At this moment, however, he wasn’t feeling very friendly. In fact, he was wishing that he’d demanded to know exactly why Nikki had insisted they come to Chicago.
If it was just to harass Carmen, he intended to walk out the door.
As if sensing she’d been even more insensitive than usual, Nikki dropped her pen and sat back in her seat with a rueful grimace.
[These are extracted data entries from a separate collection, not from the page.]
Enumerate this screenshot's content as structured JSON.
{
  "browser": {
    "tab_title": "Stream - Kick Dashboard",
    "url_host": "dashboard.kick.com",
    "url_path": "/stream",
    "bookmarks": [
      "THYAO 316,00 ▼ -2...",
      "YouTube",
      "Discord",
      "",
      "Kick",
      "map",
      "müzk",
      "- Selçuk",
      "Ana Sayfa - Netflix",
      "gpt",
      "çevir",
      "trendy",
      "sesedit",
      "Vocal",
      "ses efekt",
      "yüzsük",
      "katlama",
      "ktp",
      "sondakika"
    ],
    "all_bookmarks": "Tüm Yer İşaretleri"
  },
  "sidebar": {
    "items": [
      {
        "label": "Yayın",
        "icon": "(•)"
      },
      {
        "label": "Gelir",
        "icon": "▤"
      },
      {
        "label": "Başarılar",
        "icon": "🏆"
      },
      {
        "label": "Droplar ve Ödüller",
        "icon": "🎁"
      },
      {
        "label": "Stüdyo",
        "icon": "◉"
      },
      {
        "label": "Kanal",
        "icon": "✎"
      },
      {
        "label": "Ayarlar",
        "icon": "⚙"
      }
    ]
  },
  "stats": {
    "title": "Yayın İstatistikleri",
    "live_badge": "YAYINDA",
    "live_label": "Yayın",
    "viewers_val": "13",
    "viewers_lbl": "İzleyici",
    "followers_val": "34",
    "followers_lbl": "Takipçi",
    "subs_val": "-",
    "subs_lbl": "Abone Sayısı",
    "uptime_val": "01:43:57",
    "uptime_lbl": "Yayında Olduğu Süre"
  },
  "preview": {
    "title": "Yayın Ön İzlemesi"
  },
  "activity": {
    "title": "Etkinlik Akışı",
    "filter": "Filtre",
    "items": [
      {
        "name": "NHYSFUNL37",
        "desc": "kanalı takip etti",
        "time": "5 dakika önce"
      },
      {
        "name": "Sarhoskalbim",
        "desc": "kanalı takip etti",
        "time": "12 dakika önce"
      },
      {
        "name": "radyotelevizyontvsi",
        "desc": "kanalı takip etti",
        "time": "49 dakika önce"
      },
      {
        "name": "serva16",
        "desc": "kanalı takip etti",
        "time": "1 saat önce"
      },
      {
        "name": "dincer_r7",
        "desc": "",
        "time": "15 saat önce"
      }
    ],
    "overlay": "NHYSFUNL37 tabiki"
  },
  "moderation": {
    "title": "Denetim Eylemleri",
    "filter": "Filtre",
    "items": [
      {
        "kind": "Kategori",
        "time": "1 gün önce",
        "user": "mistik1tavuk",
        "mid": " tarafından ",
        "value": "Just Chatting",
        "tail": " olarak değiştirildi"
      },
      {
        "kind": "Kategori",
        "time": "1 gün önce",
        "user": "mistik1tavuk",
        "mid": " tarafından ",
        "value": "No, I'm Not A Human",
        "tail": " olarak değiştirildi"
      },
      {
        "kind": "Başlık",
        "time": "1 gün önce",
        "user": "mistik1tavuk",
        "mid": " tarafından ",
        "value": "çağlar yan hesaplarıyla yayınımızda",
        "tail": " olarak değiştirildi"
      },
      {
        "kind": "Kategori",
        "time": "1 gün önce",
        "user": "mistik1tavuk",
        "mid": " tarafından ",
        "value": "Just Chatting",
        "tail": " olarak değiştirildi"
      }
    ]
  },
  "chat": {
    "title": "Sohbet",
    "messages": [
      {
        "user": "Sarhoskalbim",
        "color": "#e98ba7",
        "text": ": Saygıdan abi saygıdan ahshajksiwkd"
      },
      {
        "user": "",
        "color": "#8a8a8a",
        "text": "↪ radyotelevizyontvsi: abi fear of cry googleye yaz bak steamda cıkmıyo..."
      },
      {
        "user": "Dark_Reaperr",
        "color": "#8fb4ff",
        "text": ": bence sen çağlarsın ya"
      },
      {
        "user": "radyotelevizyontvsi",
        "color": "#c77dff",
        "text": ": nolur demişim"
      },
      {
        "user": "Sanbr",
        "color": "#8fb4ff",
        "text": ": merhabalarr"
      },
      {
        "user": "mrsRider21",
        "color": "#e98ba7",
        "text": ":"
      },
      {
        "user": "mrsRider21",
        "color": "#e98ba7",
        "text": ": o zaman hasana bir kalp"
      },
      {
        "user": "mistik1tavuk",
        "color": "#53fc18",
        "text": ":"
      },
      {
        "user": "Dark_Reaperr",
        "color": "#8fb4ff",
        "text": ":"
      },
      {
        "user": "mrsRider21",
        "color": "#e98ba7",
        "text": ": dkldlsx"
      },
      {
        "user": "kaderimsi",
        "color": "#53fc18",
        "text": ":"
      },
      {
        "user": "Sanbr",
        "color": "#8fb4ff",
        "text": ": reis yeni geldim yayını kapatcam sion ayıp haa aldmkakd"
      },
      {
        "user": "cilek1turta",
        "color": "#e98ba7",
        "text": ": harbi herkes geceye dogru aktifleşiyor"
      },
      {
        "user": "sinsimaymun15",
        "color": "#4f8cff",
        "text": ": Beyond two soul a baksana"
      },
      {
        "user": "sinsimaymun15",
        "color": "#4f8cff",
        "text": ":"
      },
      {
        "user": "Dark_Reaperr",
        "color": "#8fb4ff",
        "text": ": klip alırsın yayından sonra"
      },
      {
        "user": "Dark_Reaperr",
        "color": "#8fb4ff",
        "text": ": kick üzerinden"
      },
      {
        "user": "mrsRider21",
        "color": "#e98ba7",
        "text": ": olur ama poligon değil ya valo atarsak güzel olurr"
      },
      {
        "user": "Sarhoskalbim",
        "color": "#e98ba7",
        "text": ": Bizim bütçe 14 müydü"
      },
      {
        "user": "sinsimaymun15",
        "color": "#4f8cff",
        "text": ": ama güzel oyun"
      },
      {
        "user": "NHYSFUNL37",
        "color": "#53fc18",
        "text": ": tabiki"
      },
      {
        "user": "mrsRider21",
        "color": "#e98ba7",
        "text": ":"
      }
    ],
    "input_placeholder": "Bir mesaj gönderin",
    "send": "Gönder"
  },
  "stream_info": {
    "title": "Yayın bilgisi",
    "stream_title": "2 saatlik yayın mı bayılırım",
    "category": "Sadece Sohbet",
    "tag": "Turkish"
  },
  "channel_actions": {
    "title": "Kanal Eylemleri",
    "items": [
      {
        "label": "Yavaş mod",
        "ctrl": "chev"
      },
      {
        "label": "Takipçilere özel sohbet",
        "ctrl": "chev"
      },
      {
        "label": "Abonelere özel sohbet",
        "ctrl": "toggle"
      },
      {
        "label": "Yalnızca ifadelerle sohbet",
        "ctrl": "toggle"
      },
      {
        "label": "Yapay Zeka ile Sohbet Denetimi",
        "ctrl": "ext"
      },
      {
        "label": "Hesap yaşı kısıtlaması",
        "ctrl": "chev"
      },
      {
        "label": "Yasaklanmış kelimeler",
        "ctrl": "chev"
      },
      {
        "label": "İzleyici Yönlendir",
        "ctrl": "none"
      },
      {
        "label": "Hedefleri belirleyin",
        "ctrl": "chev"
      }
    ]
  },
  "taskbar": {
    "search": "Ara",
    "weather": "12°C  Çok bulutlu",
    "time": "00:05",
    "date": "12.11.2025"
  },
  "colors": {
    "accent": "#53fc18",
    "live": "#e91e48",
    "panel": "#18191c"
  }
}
“After you sent me the envelope with the pictures, I put out the word I was interested in any women who’d been killed by a blow to their right temple.”
Griff felt Carmen stiffen beneath his arm. “You got a call?” she asked.
Nikki gave a nod. “Christmas morning a young man in rural Kansas was enjoying a ride on his new four-wheeler when he stopped at an old farmhouse to get out of a sudden snowstorm.”
Griff studied Nikki’s pale, perfect face. He’d always thought it ironic that she was one of the most beautiful women he’d ever known, but she cared the least about attracting the attention of the opposite sex. Right now, he was more concerned with the tension etched on her delicate features.
A bad feeling settled in the pit of his stomach.
He’d gone to a great effort to convince himself the Polaroids that had been sent to Carmen were some sort of elaborate hoax.
It fit the evidence, right? The name on the invoice for the flowers in Kansas City. The rumor that there was a missing three-million-dollar insurance payout. The safe that had been stolen from her grandparents’ home.
And, if he was being honest with himself, he would have to admit that he’d latched onto the suspicion with more haste than common sense.
He understood how to battle against a greedy businessman.
A few hours with his computer and he could prove that Lawrence was a thief. From there it would be a simple matter to pressure the man into admitting he’d been harassing Carmen. And to force a promise he would never trouble his niece again.
Simple.
But a serial killer. Griff shook his head. He had software that had been specifically created to help the authorities track the patterns of a killer, and where he might strike next. But it could take months, or even years, to actually capture the lunatic.
How the hell could he keep Carmen safe?
But as much as he wanted to cling to his hope that this was all a hoax, he wasn’t stubborn enough to stick his head in the sand. If Carmen was being stalked by a killer, he had to take action to protect her.
“How many?”
Nikki’s lips tightened. “All five.”
Griff ’s breath hissed through his clenched teeth. “Have you compared the photos to the bodies?”
“I got the images faxed to me this morning from the medical examiner’s office,” Nikki told him. “It’s not official, but they looked like a match to me.”
Carmen made a small sound of distress, her fingers lifting to press against her lips.
“So they were real,” she breathed.
Nikki nodded. “Yeah.”
“God.” Carmen shook her head, her face pale and her eyes wide. “I’d just convinced myself that the pictures had been faked.”
Griff tightened his arm around her shoulders. He needed to feel the delicate warmth of her body. To reassure himself that she was safe.
At least for now.
“That was my mistake,” he admitted.
Nikki glanced from Carmen to Griff, easily sensing the tension that prickled in the air.
“What mistake?”
“I traced the invoice from the flower delivery,” he told his friend.
She held up a hand. “Again, don’t tell me how.”
Griff didn’t need the warning. He had no intention of revealing that he’d hacked into the accounts of the flower shop.